À Escola de Comércio Álvares Penteado, de cuja mantenedora, a Fundação que porta o mesmo nome, participo desde há alguns anos, e cuja lisura no proceder posso atestar com absoluta convicção, a ela, também, o meu muito obrigada por concordar em que, na sua sede, se realizasse esta cerimônia tão comovedora para mim. E solicito ao meu amigo Oliver Gomes da Cunha ser o portador de minhas palavras junto aos demais membros da Fundação que aqui não puderam comparecer.
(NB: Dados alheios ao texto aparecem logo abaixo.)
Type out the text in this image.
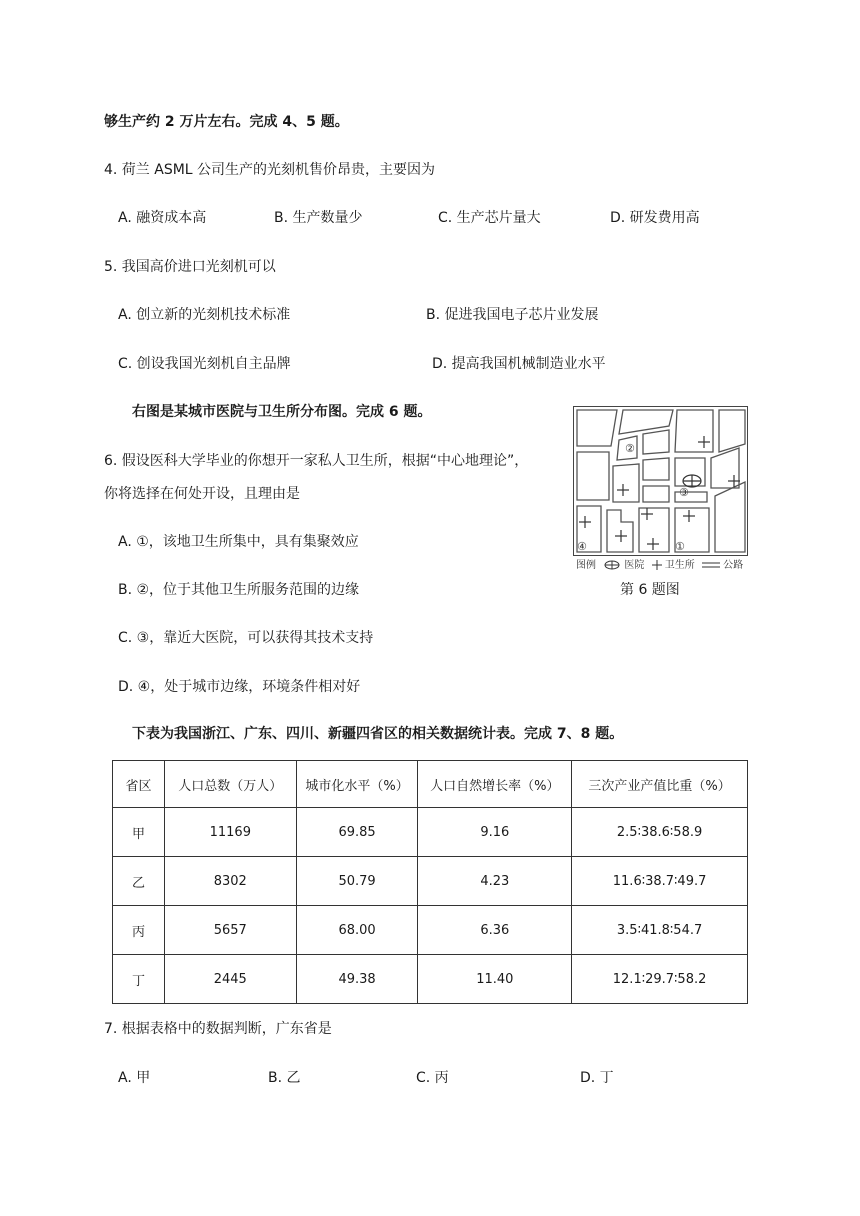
够生产约 2 万片左右。完成 4、5 题。
4. 荷兰 ASML 公司生产的光刻机售价昂贵，主要因为
A. 融资成本高	B. 生产数量少	C. 生产芯片量大	D. 研发费用高
5. 我国高价进口光刻机可以
A. 创立新的光刻机技术标准	B. 促进我国电子芯片业发展
C. 创设我国光刻机自主品牌	D. 提高我国机械制造业水平
右图是某城市医院与卫生所分布图。完成 6 题。
6. 假设医科大学毕业的你想开一家私人卫生所，根据“中心地理论”，
你将选择在何处开设，且理由是
A. ①，该地卫生所集中，具有集聚效应
B. ②，位于其他卫生所服务范围的边缘
C. ③，靠近大医院，可以获得其技术支持
D. ④，处于城市边缘，环境条件相对好
②
③
④	①
图例	医院 卫生所	公路
第 6 题图
下表为我国浙江、广东、四川、新疆四省区的相关数据统计表。完成 7、8 题。
省区	人口总数（万人）	城市化水平（%）	人口自然增长率（%）	三次产业产值比重（%）
甲	11169	69.85	9.16	2.5∶38.6∶58.9
乙	8302	50.79	4.23	11.6∶38.7∶49.7
丙	5657	68.00	6.36	3.5∶41.8∶54.7
丁	2445	49.38	11.40	12.1∶29.7∶58.2
7. 根据表格中的数据判断，广东省是
A. 甲	B. 乙	C. 丙	D. 丁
E que direi a meu amigo e colega Moacyr Expedito Vaz Guimarães? Que fielmente retrate o meu estado de alma, ao ouvi-lo proferir sua oração? “Assim como falham as palavras quando querem exprimir qualquer pensamento, assim falham os pensamentos quando querem exprimir a realidade”, afirma o inimitável Fernando Pessoa ao versejar sobre a incapacidade do ser humano em externar o que lhe vá pela alma adentro, máxime quando agitada pelas emoções. Nada lhe direi a não ser “obrigada”. Obrigada, Moacyr, por ser tão meu amigo, quase irmão.